Training Pipeline Details
Data Flow
Raw sources (seed, tool, audit, self_play, distilled, etc.)
→ merge_datasets.py (normalize, dedup, 95/5 split)
→ merged_training_v06.jsonl
→ train_lora.py
├─ load_seed_dataset() → conversations format
├─ load_tool_dataset() → messages/text format
└─ formatting_func() → tokenizer.apply_chat_template()

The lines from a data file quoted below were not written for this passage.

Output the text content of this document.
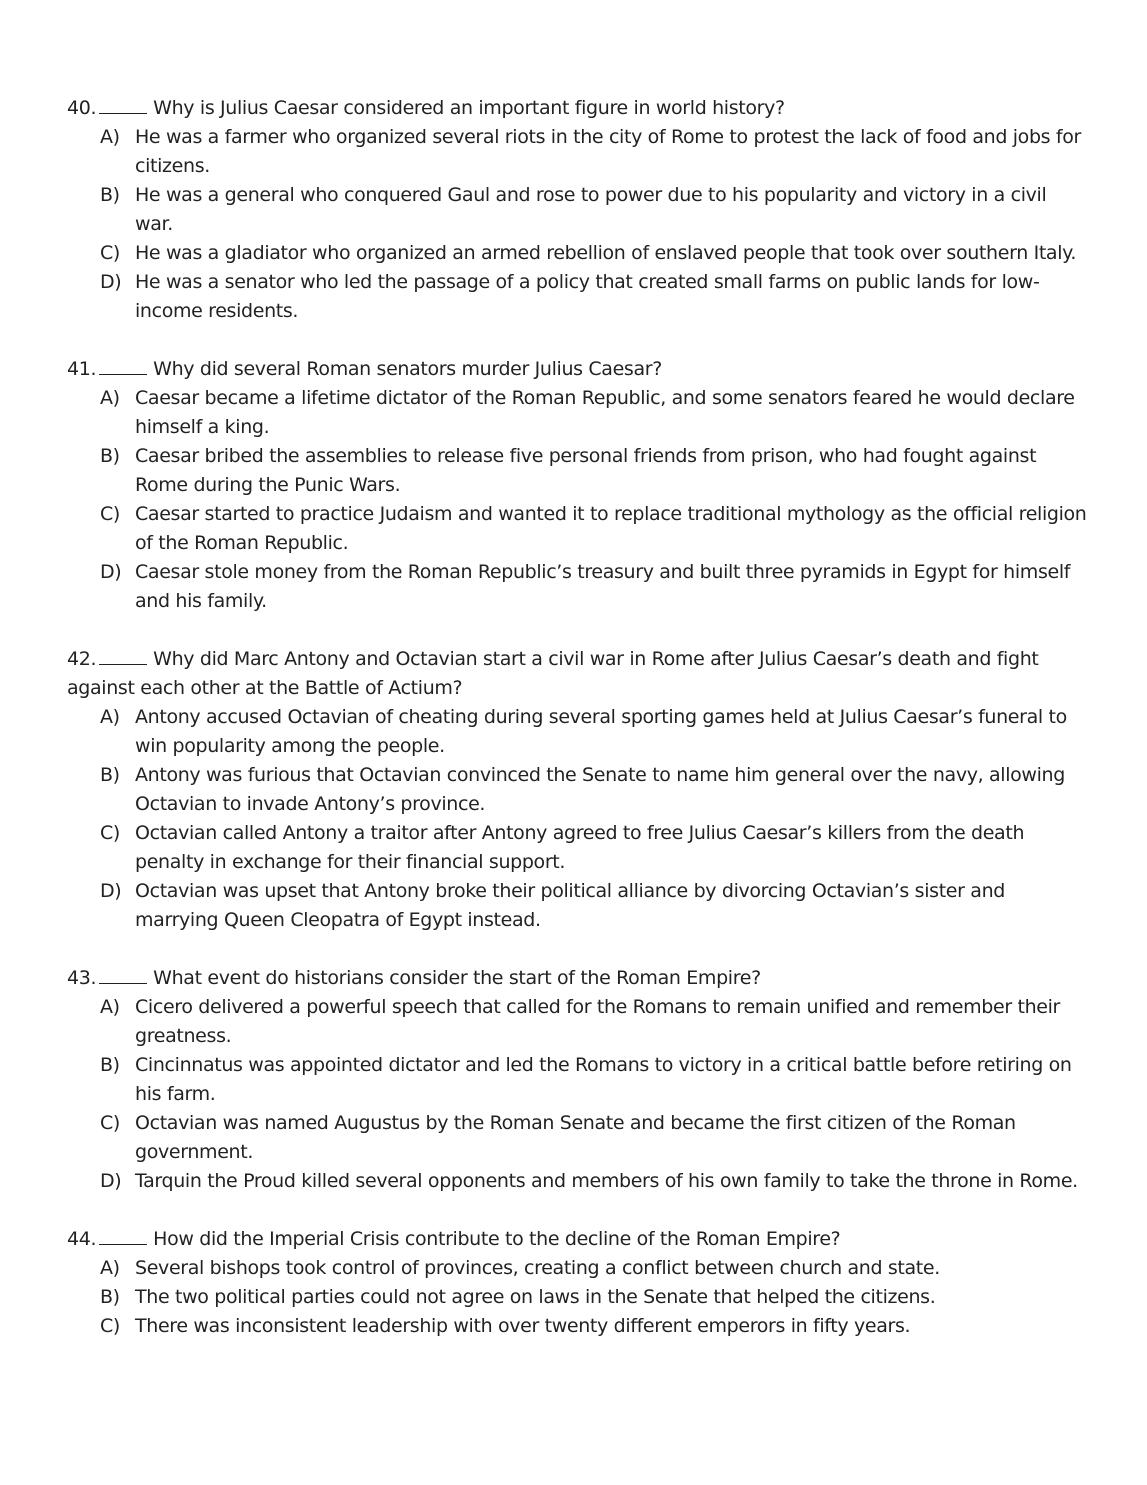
40.	Why is Julius Caesar considered an important figure in world history?

A) He was a farmer who organized several riots in the city of Rome to protest the lack of food and jobs for citizens.
B) He was a general who conquered Gaul and rose to power due to his popularity and victory in a civil war.
C) He was a gladiator who organized an armed rebellion of enslaved people that took over southern Italy.
D) He was a senator who led the passage of a policy that created small farms on public lands for low-income residents.

41.	Why did several Roman senators murder Julius Caesar?

A) Caesar became a lifetime dictator of the Roman Republic, and some senators feared he would declare himself a king.
B) Caesar bribed the assemblies to release five personal friends from prison, who had fought against Rome during the Punic Wars.
C) Caesar started to practice Judaism and wanted it to replace traditional mythology as the official religion of the Roman Republic.
D) Caesar stole money from the Roman Republic’s treasury and built three pyramids in Egypt for himself and his family.

42.	Why did Marc Antony and Octavian start a civil war in Rome after Julius Caesar’s death and fight against each other at the Battle of Actium?

A) Antony accused Octavian of cheating during several sporting games held at Julius Caesar’s funeral to win popularity among the people.
B) Antony was furious that Octavian convinced the Senate to name him general over the navy, allowing Octavian to invade Antony’s province.
C) Octavian called Antony a traitor after Antony agreed to free Julius Caesar’s killers from the death penalty in exchange for their financial support.
D) Octavian was upset that Antony broke their political alliance by divorcing Octavian’s sister and marrying Queen Cleopatra of Egypt instead.

43.	What event do historians consider the start of the Roman Empire?

A) Cicero delivered a powerful speech that called for the Romans to remain unified and remember their greatness.
B) Cincinnatus was appointed dictator and led the Romans to victory in a critical battle before retiring on his farm.
C) Octavian was named Augustus by the Roman Senate and became the first citizen of the Roman government.
D) Tarquin the Proud killed several opponents and members of his own family to take the throne in Rome.

44.	How did the Imperial Crisis contribute to the decline of the Roman Empire?

A) Several bishops took control of provinces, creating a conflict between church and state.
B) The two political parties could not agree on laws in the Senate that helped the citizens.
C) There was inconsistent leadership with over twenty different emperors in fifty years.
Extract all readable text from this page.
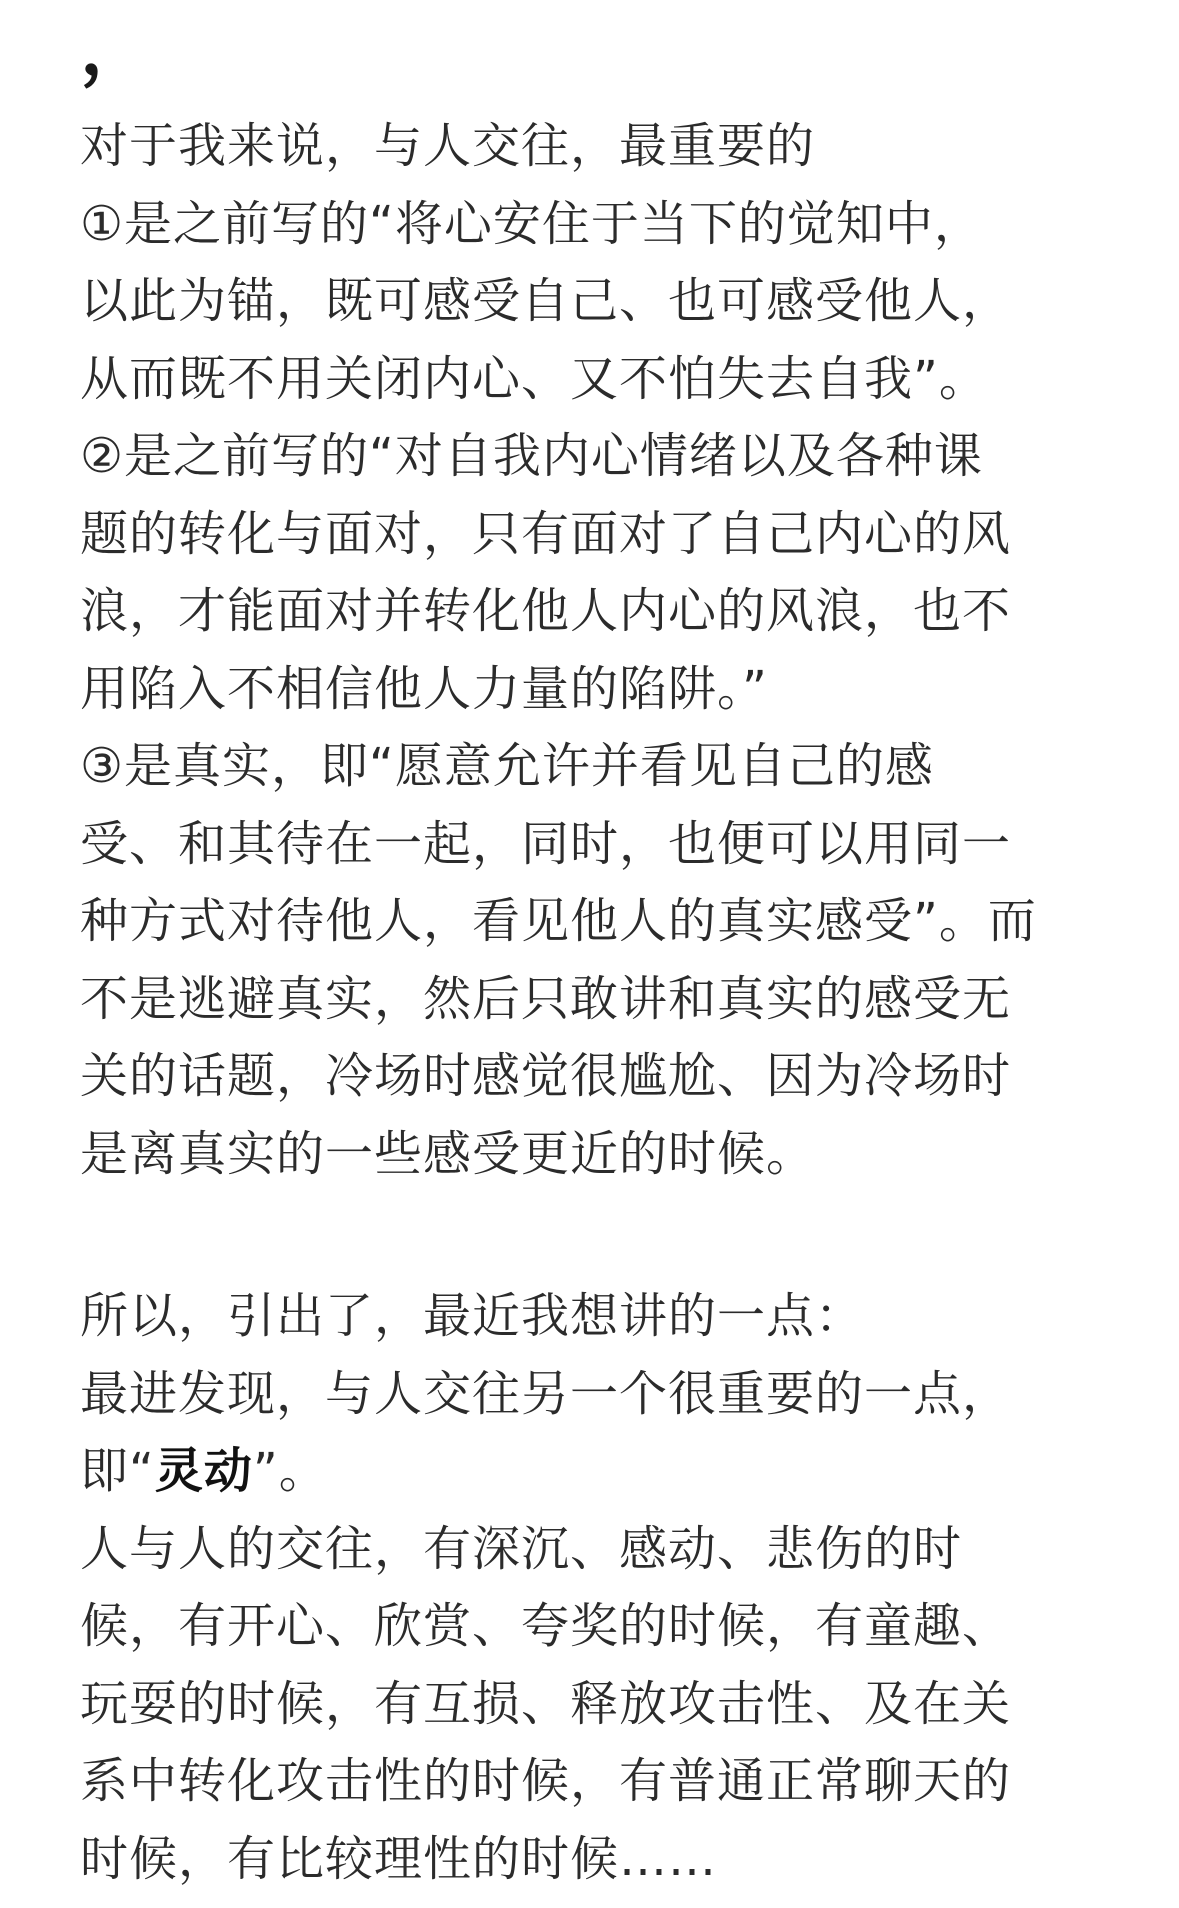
，
对于我来说，与人交往，最重要的
①是之前写的“将心安住于当下的觉知中，
以此为锚，既可感受自己、也可感受他人，
从而既不用关闭内心、又不怕失去自我”。
②是之前写的“对自我内心情绪以及各种课
题的转化与面对，只有面对了自己内心的风
浪，才能面对并转化他人内心的风浪，也不
用陷入不相信他人力量的陷阱。”
③是真实，即“愿意允许并看见自己的感
受、和其待在一起，同时，也便可以用同一
种方式对待他人，看见他人的真实感受”。而
不是逃避真实，然后只敢讲和真实的感受无
关的话题，冷场时感觉很尴尬、因为冷场时
是离真实的一些感受更近的时候。
所以，引出了，最近我想讲的一点：
最进发现，与人交往另一个很重要的一点，
即“灵动”。
人与人的交往，有深沉、感动、悲伤的时
候，有开心、欣赏、夸奖的时候，有童趣、
玩耍的时候，有互损、释放攻击性、及在关
系中转化攻击性的时候，有普通正常聊天的
时候，有比较理性的时候……
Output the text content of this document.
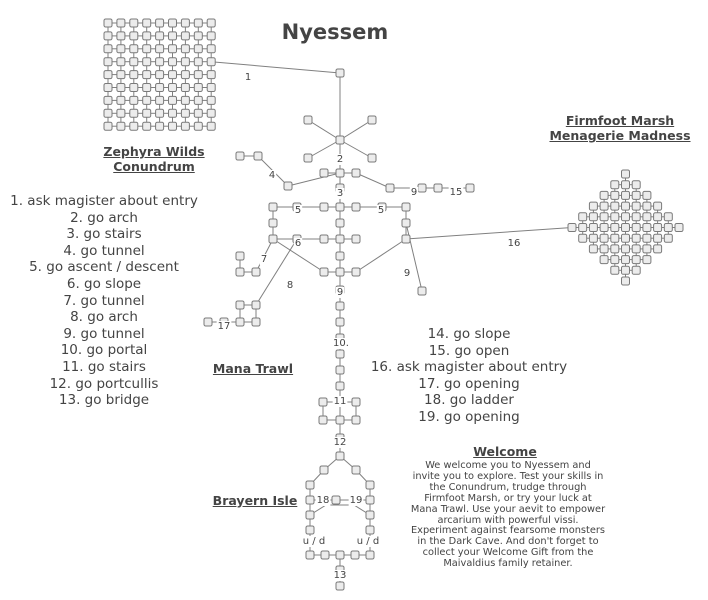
1
2
3
4
5	5
6
7
8
9
9
9
10.
11
12
13
15
16
17
18 19
u / d	u / d
Nyessem
Zephyra Wilds
Conundrum
Firmfoot Marsh
Menagerie Madness
Mana Trawl
Brayern Isle
1. ask magister about entry
2. go arch
3. go stairs
4. go tunnel
5. go ascent / descent
6. go slope
7. go tunnel
8. go arch
9. go tunnel
10. go portal
11. go stairs
12. go portcullis
13. go bridge
14. go slope
15. go open
16. ask magister about entry
17. go opening
18. go ladder
19. go opening
Welcome
We welcome you to Nyessem and invite you to explore. Test your skills in the Conundrum, trudge through Firmfoot Marsh, or try your luck at Mana Trawl. Use your aevit to empower arcarium with powerful vissi. Experiment against fearsome monsters in the Dark Cave. And don't forget to collect your Welcome Gift from the Maivaldius family retainer.
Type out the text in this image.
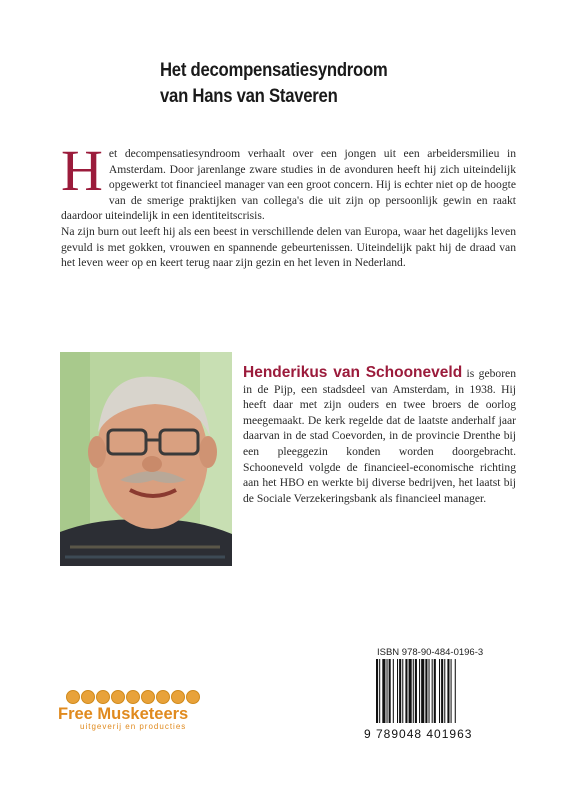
Het decompensatiesyndroom
van Hans van Staveren
H et decompensatiesyndroom verhaalt over een jongen uit een arbeidersmilieu in Amsterdam. Door jarenlange zware studies in de avonduren heeft hij zich uiteindelijk opgewerkt tot financieel manager van een groot concern. Hij is echter niet op de hoogte van de smerige praktijken van collega's die uit zijn op persoonlijk gewin en raakt daardoor uiteindelijk in een identiteitscrisis.

Na zijn burn out leeft hij als een beest in verschillende delen van Europa, waar het dagelijks leven gevuld is met gokken, vrouwen en spannende gebeurtenissen. Uiteindelijk pakt hij de draad van het leven weer op en keert terug naar zijn gezin en het leven in Nederland.

Henderikus van Schooneveld is geboren in de Pijp, een stadsdeel van Amsterdam, in 1938. Hij heeft daar met zijn ouders en twee broers de oorlog meegemaakt. De kerk regelde dat de laatste anderhalf jaar daarvan in de stad Coevorden, in de provincie Drenthe bij een pleeggezin konden worden doorgebracht. Schooneveld volgde de financieel-economische richting aan het HBO en werkte bij diverse bedrijven, het laatst bij de Sociale Verzekeringsbank als financieel manager.
ISBN 978-90-484-0196-3
9 789048 401963
Free Musketeers
uitgeverij en producties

→ SFTTrainer (Unsloth, QLoRA 4-bit)
→ LoRA merge → GGUF → quantize → Ollama
Training Config
- Base models: Qwen3-8B, Qwen3.5-9B, Qwen3.5-14B
- Method: QLoRA (4-bit base + FP16 LoRA)
- LoRA: rank 16-64, alpha 32-128, targets q/k/v/o/gate/up/down_proj
- Batch: 2 x 4 grad accum = effective 8
- LR: 2e-4, cosine schedule, 0.1 warmup
- Epochs: 1 (default)
- Packing: enabled
- max_seq_len: 2048
What the Model Actually Trained On
Due to truncation + packing, most training examples were reduced to:
[truncated system prompt fragment][truncated system prompt fragment][truncated...]
The model spent compute learning to predict system prompt text, not learning the user→assistant mapping.